Notes and diagrams found in houses vacated by al-Qaida fighters in Afghanistan also point to an effort to create weapons of mass destruction.
The report said enhancements expected to be completed by 2005 to an array of conventional weapons, including laser-guided bombs and cruise missiles, should be able to destroy most underground facilities. But it maintains such weapons cannot penetrate the deepest facilities.
The report acknowledges that any decision to proceed with a nuclear device for attacking underground targets would be considered within the administration's broader plans for the nuclear stockpile and overall nuclear weapons policy.
It said a joint nuclear-planning board already has been established to examine the use of nuclear weapons as bunker-busters.
The idea of using low-yield nuclear warheads to attack deeply buried enemy targets has been discussed for years.
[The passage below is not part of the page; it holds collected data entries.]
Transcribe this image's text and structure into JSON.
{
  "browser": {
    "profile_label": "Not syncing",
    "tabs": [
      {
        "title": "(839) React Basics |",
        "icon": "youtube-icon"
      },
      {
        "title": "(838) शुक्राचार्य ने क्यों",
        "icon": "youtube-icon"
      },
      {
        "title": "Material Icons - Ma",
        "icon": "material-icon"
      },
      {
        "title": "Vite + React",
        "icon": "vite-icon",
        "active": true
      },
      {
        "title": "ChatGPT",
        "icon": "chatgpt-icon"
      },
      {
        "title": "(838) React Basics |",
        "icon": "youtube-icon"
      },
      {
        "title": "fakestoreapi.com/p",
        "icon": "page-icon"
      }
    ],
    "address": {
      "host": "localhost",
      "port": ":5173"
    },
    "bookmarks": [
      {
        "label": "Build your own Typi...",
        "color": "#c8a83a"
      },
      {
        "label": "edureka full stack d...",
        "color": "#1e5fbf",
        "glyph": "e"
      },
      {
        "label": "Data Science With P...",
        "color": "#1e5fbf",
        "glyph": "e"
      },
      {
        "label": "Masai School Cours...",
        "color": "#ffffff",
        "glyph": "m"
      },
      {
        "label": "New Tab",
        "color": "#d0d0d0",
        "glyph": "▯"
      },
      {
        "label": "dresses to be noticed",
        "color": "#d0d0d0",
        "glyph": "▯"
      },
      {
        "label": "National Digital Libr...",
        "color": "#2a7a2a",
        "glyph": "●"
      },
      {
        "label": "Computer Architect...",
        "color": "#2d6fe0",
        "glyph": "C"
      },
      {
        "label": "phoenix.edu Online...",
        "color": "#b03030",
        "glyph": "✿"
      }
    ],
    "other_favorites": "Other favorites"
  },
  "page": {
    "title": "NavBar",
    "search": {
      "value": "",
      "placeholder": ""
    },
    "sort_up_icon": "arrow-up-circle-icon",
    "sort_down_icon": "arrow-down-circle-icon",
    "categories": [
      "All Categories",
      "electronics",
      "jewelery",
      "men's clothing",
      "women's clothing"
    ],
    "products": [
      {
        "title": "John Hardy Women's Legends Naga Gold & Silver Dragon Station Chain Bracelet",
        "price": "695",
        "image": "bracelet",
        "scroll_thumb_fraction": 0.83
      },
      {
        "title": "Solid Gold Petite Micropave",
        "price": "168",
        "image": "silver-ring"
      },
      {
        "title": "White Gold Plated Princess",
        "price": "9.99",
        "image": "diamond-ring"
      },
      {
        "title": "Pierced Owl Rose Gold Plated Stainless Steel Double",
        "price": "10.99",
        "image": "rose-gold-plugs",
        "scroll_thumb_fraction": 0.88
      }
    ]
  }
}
It was the subject of a classified study concluded in 1997 and has been frequently discussed by nuclear weapons scientists at the Los Alamos and Sandia national laboratories.
The essence of the report sent to Congress was reported Tuesday by The Albuquerque Journal. A copy was distributed by Nuclear Watch of New Mexico, based in Santa Fe, on its Web site.
The report had been requested by Sens. John Warner, R-Va., and Wayne Allard, R-Colo., and was part of this year's defense authorization legislation.